Legal Definition of ''Constructive Trust''

In Univ. Hospitals of Cleveland, Inc. v. Lynch, 96 Ohio St.3d 118, 2002 Ohio 3748, 772 N.E.2d 105, the Ohio Supreme Court set forth the definition of "constructive trust" as follows: "A trust by operation of law which arises contrary to intention and in invitum, against one who, by fraud, actual or constructive, by duress or abuse of confidence, by commission of wrong, or by any form of unconscionable conduct, artifice, concealment, or questionable means, or who in any way against equity and good conscience, either has obtained or holds the legal right to property which he ought not, in equity and good conscience, hold and enjoy. It is raised by equity to satisfy the demands of justice." Id. at P59, citing Ferguson v.
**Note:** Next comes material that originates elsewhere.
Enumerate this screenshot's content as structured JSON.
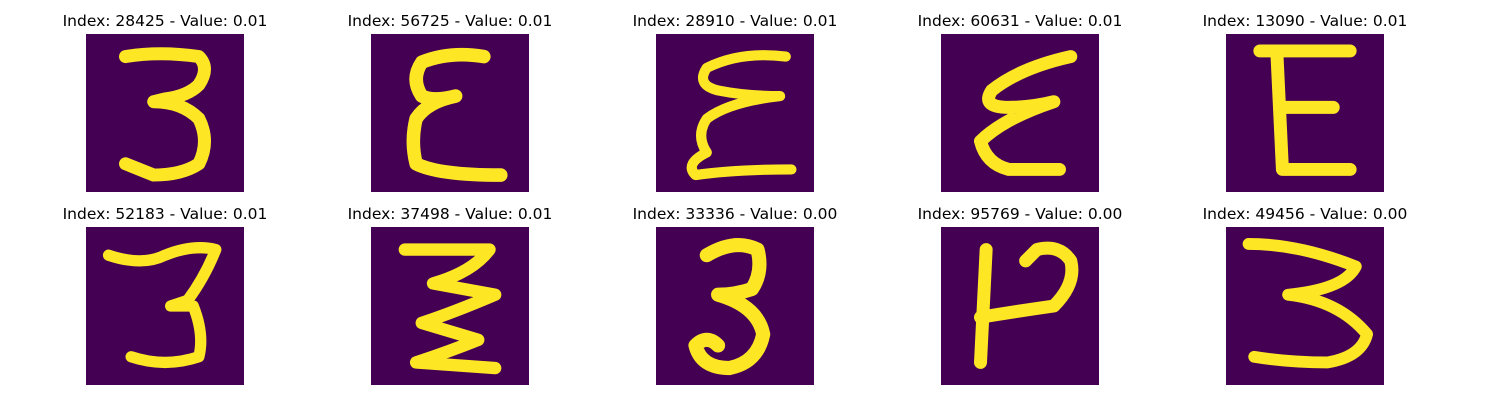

Owens (1984), 9 Ohio St.3d 223, 225, 9 Ohio B. 565, 459 N.E.2d 1293, quoting 76 American Jurisprudence 2d (1975), 446, Trusts, Section 221." The imposition of a constructive trust is usually associated with the acquisition of property by fraud. Id. at P60. It is imposed "'not because of the intention of the parties but because the person holding the title to property would profit by a wrong, or would be unjustly enriched if he were permitted to keep the property.'" Id., quoting Restatement of the Law, Restitution, Section 160, Comment b. A party asserting the existence of a constructive trust must prove its existence by clear and convincing evidence. Id. at paragraph three of the syllabus. Clear and convincing evidence is sufficient to establish "in the mind of the trier of facts a firm belief or conviction as to the allegations sought to be established." Cross v. Ledford (1954), 161 Ohio St. 469, 477, 120 N.E.2d 118.